Dünyanın acaba hangi ülkesinde bir gazetede - ciddî ciddî - şöyle bir giriş cümlesi yer alır:
“KADINLAR BU HALİNİ BEĞENMEDİ - Türkiye onu 17 Ağustos depreminden sonra gülen gözleri, yakışıklı fiziği ve insana umut veren sözleriyle tanıdı.”
Bu haberi okurken düşünüyorsunuz, 17 ağusos depremiyle şöhret olmuş bir aktör, manken filan... kim ola ki?
Hayır “Türkiye’nin 17 Ağustos depreminden sonra gülen gözleri, yakışıklı fiziği ve insana umut veren sözleriyle tanıdığı” ancak saçını kısaltıp sakal bırakınca “hanımların bu halini beğenmediği” kimmiş biliyor musunuz?
Profesör Doktor (Psikiyatr) Yankı Yazgan !
“... Yakışıklılığı ile de bir çok kadının gönlünü fethetti... ünlü psikiyatristin hayranları onun sakallı halini pek beğenmediler. Kadınlar onu yine sakalsız görmek istiyorlar.”
Bir profesörün böyle “tarif edildiği” veya “haber olduğu” bir başka memleket var mıdır?
Bu önemli haberi yapan Özlem adlı kızımız aşkını doğrudan Prof’a iletse de gazeteyi aracı olarak kullanmasa...
*
BUNLARIN ARASINDAN SEÇECEĞİZ
DB Tercüman, 9 Ocak
Belediye başkanlığına aday olmayı düşünen 1200 kişi, “Medyum” Memiş’e başvurmuş, “Kamudaki görevimden istifa edeyim mi, parti genel merkezi beni aday gösterir mi, hangi partiden aday olayım, aday olursam kazanabilir miyim?” diye soruyorlarmış.
Bizi yönetmeye ne dingiller talip, bir bakar mısınız?
*
ALLAH AŞKINA, BU NE BİÇİM HABER?
DB Tercüman, 10 Ocak
Volkan’a dürüm, diyor başlık.
Turhal’da Yılbaşı ikramiyesinin talihlisi olduğunu söyleyen ancak bileti kaybettiğini açıklayan Volkan Ateş’e ilçenin en meşhur lokantacısı destek verdi. Yılbaşından beri bunalıma girdiği için evinden çıkmayan Ateş’e lokantacı Ali Balta 4 adet dürüm gönderdi. Ateş’in evinden çıkmadığına üzülen Balta, kendi elleriyle hazırladığı 4 adet dürümü Volkan Ateş’in evine gönderdi.
*
MAKSAT YALAKALIKSA...
10 Ocak tarihli iki gazete, Sabah ve DB Tercüman
İkisi de aynı konuyu birinci sayfada kullanmış: SSK’nın durumu
Sabah diyor ki : SSK Bağırıyor: SOS - Yılı 10 milyar dolar açıkla kapatan sosyal güvenlik kurumlarınca acil çözüm aranıyor. Bakan, yüklü miktarda yabancı kaynak peşinde...

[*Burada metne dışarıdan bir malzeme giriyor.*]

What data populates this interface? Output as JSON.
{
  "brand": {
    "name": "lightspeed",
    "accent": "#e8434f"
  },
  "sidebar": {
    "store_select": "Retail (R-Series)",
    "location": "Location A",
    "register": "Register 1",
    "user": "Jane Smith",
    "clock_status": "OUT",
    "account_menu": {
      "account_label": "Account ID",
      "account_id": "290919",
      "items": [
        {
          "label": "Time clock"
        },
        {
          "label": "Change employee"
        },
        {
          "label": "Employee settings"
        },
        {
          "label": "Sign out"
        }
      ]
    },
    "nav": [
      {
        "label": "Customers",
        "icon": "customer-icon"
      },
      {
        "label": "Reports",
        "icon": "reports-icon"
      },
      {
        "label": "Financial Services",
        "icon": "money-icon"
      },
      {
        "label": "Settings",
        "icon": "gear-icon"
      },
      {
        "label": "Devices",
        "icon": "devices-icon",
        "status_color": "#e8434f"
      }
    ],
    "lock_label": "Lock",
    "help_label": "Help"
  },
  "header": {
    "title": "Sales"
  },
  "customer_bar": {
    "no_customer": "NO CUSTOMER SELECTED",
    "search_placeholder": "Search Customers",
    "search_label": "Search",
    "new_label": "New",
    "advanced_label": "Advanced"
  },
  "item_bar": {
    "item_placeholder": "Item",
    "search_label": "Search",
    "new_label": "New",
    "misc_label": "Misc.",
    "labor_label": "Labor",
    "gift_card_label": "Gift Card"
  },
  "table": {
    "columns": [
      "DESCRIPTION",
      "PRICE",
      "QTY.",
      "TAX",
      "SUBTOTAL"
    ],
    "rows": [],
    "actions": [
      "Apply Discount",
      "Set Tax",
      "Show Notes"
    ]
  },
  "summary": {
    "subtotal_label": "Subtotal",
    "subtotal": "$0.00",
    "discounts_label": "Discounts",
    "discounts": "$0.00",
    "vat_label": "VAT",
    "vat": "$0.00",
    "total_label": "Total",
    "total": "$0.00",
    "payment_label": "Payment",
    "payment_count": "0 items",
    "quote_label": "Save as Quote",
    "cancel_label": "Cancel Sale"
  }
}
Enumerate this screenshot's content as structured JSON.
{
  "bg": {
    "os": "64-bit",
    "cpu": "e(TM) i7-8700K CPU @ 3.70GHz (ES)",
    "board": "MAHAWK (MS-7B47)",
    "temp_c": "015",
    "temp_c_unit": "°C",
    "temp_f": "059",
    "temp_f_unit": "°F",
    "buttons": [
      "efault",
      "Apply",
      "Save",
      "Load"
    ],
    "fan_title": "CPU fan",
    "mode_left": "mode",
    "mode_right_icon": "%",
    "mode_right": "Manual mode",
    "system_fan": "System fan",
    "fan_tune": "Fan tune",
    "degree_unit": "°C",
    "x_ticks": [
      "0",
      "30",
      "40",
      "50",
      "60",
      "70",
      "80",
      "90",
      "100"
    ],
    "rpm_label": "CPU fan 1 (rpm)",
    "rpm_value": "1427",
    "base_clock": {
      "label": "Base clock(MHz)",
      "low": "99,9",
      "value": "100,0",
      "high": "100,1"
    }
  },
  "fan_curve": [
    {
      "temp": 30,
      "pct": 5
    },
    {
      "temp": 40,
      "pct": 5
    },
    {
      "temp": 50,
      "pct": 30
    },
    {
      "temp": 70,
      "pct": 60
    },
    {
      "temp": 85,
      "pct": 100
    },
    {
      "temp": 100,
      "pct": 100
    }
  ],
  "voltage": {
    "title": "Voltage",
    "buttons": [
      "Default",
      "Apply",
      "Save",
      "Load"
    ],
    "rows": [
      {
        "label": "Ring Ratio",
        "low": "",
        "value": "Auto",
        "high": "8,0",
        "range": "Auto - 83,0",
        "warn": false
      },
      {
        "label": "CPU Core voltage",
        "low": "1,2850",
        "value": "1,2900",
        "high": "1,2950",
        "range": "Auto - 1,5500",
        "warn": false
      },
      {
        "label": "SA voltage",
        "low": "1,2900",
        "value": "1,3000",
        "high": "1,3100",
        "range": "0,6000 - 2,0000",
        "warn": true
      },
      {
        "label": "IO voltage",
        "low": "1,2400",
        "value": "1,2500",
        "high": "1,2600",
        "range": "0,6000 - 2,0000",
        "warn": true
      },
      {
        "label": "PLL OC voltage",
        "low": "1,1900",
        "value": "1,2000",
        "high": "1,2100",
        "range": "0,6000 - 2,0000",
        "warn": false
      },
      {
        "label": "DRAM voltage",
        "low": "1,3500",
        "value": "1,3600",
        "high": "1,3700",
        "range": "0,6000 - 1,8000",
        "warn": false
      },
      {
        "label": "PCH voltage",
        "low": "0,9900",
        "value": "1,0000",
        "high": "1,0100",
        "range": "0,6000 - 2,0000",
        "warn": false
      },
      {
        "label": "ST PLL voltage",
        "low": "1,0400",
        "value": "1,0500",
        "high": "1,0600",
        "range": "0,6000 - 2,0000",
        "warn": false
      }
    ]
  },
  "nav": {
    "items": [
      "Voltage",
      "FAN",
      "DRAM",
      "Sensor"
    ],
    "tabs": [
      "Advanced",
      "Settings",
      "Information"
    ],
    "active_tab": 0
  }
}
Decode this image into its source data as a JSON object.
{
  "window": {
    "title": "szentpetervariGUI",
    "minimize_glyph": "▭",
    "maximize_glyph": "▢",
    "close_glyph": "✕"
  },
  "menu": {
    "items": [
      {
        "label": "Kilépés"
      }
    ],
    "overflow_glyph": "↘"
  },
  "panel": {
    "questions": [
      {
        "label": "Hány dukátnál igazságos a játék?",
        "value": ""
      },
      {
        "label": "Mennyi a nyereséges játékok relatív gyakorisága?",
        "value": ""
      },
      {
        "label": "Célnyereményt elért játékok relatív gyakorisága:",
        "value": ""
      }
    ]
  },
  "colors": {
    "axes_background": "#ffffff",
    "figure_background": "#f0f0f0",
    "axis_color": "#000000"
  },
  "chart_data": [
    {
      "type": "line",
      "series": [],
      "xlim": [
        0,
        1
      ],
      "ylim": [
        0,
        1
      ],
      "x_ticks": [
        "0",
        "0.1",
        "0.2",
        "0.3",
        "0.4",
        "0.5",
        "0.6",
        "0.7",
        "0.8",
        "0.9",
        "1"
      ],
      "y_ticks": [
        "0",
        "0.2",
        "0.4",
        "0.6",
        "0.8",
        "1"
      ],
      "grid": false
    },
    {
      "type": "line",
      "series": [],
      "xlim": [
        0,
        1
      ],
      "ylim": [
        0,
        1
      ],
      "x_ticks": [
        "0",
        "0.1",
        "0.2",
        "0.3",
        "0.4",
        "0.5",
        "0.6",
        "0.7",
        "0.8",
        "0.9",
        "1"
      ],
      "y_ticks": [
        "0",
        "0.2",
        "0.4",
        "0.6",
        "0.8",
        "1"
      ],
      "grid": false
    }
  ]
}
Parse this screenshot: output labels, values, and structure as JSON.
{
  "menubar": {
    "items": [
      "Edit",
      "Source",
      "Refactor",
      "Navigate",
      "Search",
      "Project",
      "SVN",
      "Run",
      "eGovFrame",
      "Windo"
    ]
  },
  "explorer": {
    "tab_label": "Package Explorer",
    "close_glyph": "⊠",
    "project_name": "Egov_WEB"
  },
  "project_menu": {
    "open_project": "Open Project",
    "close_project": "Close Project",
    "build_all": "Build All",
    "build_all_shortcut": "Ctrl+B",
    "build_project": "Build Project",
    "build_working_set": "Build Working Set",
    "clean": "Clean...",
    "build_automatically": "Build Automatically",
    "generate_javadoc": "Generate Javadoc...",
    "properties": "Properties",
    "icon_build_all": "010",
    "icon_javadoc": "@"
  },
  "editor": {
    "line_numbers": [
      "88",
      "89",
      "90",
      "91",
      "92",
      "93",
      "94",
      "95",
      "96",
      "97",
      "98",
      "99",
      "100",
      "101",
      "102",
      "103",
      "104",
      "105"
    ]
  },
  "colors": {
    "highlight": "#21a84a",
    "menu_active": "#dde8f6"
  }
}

De-Be Tercüman diyor ki : İsteyince oluyor - Neşter Operasyonu ile yakasını hırsızlardan kurtaran SSK’da işler iyi gitmeye başladı. Bütçe açığı ilk defa düştü. Malzeme alımında 1 milyar dolardan fazla tasarruf yapıldı.
Meseleye bakış açına göre değişir: söveceksen BİRİNCİ, yağ çekeceksen İKİNCİ...
*
HINCAL ABİ’DEN İMAR BANK FIKRASI
Sabah, 11 Ocak
Hıncal Uluç’tan günün neşesi:
Genç adam gördüğü yaşlı ama sevimli eşeği köy yerinde sahibinden 500 milyon liraya satın almak istedi. Köylü amca eşeği sattı ve parayı alırken "Yarın eşeği kasabaya getirip sana teslim ederim" dedi.
Ertesi gün genç adam, amcayı kasaba meydanında buldu ve eşeği sordu. Amca "Çok üzgünüm ama eşek sizlere ömür" dedi. Genç adam "Peki, o zaman paramı iade edin" dedi. Amca parayı alır almaz harcadığını ve iade edemeyeceğini söyledi. Genç adam biraz düşündü ve "O zamam bana eşeğin ölüsünü ver" dedi. Amca ölü eşeği ne yapacağını sorunca, "Görürsün" dedi.
Amca, genç adamı bir ay sonra şehirde gördü ve "Nasıl eşeğin ölüsü işine yaradı mı bari" diye sordu.. Genç gülerek "Evet, büyük ödülün eşek olduğu piyangoda ikişer milyon liradan 500 bilet sattım. Toplam 498 milyon lira kar ettim" dedi. Amca "Peki ölü eşeğe kimse itiraz etmedi mi" diye sorunca genç adam gene güldü: "Bir tek piyangoyu kazanan itiraz etti; ona da iki milyonunu iade ettim."
Genç adam büyüdü ve İmar Bankası'nın genel müdürü oldu.